Fortunately for many of its cargo customers, AC has increased its widebody lift in the key Vancouver-Toronto corridor. The schedule meltdown in March had reduced the airline’s passenger flights between the two hubs to one daily widebody flight. Largely for the benefit of cargo it has upped the frequency on this vital sector.
Bhagwahn Randawe, director of business development at Rutherford Global Logistics, remarked that the capacity shrinkage was challenging, adding that it affected some verticals more than others.
“It can be hard for the growers for both their domestic and international business with limitations of flights, but overall I am happy with what we have moved in the past three months during the lockdown,” he said. Rutherford’s focus is very much on the international arena.
South of the border Bob Imbriani, senior vice-president international of Team Worldwide, remarked that perishables and similar items that require expedited moves have been particularly hard hit by the radical shrinkage of domestic bellyhold capacity in the US market. Carriers like Delta have trimmed their domestic flying to about 35% of pre-Covid-19 operations, he noted.
Besides affecting domestic flows, the demise of much domestic widebody lift is also reducing options for forwarders and carriers looking to move cargo through interline activities at major gateways. However, this option was not much in play before the Covid-19 outbreak, noted Jens Tubbesing, CEO of Airline Network Services.
“There was so much capacity from anywhere to anywhere,” he said, adding that domestic lift was not really an option to feed international flights anyway because rates were higher than for some international sectors.
The New York-Los Angeles trunk route was well used, but chiefly for domestic cargo that needed expedited transportation, such as seafood going from the East Coast to California, he said.
Now forwarders and airlines are facing another obstacle to moving cargo from inland points to major gateways. After the initial surge outbound rates from the US to Europe have fallen back to levels that cannot absorb the trucking costs.
“I can’t truck cargo from Chicago to New York. The trucking cost will kill any possibility of that,” Mr Tubbesing said. “On our flights out of New York, all the cargo is from New York, Boston, Philadelphia; not from further afield. Trucking is limited to places like Milwaukee.”
Gateway options are also on the wane. American Airlines is no longer using Los Angeles International Airport as an international hub. Management expects its international longhaul capacity next summer will be down 25% compared to 2019.
Overall international lift is on the rise, though.

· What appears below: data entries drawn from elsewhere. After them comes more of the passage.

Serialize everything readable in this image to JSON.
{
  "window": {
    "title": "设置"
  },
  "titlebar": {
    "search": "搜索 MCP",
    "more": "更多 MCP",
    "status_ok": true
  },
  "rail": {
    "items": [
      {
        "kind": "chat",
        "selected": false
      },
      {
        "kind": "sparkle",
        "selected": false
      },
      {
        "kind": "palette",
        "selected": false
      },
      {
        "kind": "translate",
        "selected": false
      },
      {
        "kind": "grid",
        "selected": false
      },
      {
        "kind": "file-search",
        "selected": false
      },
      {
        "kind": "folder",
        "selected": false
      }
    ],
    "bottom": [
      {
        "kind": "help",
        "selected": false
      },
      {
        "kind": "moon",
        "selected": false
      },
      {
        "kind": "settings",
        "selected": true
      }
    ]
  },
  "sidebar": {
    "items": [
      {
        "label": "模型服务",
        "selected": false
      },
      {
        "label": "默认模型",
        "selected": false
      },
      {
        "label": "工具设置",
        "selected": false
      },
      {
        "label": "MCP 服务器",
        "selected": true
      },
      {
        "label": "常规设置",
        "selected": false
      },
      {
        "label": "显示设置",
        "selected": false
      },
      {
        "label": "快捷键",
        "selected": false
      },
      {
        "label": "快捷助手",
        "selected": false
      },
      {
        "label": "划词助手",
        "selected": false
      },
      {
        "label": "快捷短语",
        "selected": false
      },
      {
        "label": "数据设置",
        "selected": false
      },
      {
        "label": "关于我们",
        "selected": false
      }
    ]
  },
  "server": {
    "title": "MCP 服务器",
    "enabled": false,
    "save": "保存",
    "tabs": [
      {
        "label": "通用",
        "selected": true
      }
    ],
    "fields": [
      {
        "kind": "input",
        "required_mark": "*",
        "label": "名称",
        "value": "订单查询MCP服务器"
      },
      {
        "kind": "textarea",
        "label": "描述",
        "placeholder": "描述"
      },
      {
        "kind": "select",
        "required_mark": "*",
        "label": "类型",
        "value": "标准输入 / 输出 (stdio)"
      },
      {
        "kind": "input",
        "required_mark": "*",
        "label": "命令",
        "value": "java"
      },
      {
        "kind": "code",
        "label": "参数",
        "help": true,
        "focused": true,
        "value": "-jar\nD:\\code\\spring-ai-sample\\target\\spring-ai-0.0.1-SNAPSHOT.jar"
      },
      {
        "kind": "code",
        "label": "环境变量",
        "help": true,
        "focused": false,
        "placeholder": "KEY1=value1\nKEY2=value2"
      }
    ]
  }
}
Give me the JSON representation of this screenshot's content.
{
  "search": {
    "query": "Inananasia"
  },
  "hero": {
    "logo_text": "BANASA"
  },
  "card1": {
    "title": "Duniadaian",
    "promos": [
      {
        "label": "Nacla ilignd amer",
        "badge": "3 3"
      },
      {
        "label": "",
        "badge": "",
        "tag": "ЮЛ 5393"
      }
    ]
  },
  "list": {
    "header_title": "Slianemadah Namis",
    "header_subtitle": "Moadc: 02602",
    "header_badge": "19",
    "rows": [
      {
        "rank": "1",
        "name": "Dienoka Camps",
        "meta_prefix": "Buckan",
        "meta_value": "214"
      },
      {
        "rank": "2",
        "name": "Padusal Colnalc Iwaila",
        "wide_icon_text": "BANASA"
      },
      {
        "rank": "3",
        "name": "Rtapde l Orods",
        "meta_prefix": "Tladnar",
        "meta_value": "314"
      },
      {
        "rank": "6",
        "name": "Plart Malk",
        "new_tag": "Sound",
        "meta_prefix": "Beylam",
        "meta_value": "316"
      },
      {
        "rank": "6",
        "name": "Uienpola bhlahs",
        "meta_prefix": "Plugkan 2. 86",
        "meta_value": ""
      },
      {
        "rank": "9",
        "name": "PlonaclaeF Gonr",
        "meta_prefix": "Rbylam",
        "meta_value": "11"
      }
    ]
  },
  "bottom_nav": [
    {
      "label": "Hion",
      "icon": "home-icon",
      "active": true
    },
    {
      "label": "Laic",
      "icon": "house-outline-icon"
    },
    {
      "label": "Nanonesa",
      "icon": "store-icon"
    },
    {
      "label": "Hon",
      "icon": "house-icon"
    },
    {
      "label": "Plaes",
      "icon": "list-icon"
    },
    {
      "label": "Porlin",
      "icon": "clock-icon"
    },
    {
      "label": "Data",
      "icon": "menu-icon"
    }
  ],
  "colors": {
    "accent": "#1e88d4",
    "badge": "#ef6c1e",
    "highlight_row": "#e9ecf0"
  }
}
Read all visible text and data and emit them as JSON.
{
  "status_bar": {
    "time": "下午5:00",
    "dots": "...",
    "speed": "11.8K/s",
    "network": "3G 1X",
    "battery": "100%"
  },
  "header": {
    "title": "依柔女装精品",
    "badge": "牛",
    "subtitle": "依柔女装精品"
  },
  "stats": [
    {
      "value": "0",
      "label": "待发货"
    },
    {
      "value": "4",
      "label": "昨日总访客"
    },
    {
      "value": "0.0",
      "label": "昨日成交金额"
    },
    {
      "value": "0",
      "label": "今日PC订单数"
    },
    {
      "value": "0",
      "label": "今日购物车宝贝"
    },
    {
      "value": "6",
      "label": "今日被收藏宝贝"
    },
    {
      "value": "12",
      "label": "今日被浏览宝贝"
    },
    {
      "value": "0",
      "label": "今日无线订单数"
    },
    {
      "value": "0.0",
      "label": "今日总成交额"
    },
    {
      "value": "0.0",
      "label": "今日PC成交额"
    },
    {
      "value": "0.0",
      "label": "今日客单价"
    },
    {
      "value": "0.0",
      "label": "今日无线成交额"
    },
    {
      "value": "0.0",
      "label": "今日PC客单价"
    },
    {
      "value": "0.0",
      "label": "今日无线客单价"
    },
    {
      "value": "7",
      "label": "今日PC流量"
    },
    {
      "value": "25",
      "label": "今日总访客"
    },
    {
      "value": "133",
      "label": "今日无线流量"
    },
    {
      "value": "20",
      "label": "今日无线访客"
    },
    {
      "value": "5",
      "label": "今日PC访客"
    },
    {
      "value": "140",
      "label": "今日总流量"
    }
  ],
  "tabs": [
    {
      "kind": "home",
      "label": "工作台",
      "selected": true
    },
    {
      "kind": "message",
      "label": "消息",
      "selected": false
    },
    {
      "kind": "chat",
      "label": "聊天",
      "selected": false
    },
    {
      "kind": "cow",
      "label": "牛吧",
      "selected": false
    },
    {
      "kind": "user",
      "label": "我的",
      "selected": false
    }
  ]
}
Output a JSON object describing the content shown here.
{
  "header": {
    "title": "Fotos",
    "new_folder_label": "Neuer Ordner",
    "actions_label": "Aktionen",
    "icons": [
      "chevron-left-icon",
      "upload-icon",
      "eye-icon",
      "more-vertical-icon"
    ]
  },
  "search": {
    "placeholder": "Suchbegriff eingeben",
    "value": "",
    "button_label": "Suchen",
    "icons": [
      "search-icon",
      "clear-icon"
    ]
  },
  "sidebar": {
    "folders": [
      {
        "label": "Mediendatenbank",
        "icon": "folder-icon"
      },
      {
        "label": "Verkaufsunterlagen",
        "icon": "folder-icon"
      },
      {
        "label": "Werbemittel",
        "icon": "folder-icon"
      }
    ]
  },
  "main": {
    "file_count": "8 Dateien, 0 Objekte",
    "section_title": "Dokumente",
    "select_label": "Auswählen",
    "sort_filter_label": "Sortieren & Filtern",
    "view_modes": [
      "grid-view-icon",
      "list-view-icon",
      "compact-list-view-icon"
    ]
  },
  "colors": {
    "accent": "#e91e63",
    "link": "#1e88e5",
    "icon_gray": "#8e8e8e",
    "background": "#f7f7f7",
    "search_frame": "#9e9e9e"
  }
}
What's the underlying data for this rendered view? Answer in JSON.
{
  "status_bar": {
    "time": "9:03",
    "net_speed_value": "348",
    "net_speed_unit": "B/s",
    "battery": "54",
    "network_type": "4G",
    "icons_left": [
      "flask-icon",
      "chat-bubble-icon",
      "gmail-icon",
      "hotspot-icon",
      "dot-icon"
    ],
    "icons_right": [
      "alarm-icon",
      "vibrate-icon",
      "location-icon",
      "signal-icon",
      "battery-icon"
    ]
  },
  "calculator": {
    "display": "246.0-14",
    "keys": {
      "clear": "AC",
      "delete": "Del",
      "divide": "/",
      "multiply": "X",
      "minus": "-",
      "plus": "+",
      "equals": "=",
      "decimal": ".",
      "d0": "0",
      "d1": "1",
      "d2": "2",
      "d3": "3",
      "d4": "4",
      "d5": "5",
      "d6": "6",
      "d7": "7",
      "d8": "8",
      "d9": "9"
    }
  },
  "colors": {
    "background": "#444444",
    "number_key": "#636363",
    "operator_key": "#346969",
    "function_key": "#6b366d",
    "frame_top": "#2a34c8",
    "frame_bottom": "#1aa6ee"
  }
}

“A good sign is more airlines are coming back into Canada and with Air Canada opening up more routes, we’ve more choices to book our shipments,” Mr Randawe remarked.
Still, a lot of destinations are challenging to reach, especially when it comes to cargo with special requirements.
“One of the greatest challenges we have faced is the movement of temperature-sensitive pharmaceuticals and pharma-related products to places like South America,” reported Alex Lavergne, senior freight specialist at AGO Transportation.
“Air Canada and Air France are normally some of the most reliable options for this type of cargo departing from Canada heading abroad, but with their severely diminished passenger flights the overall ability to move temperature-sensitive cargo was directly affected. Air Canada has since made efforts to resume service to some key South American airports, but the availability and capacity are nowhere near what they were before the Covid-19 pandemic,” he continued.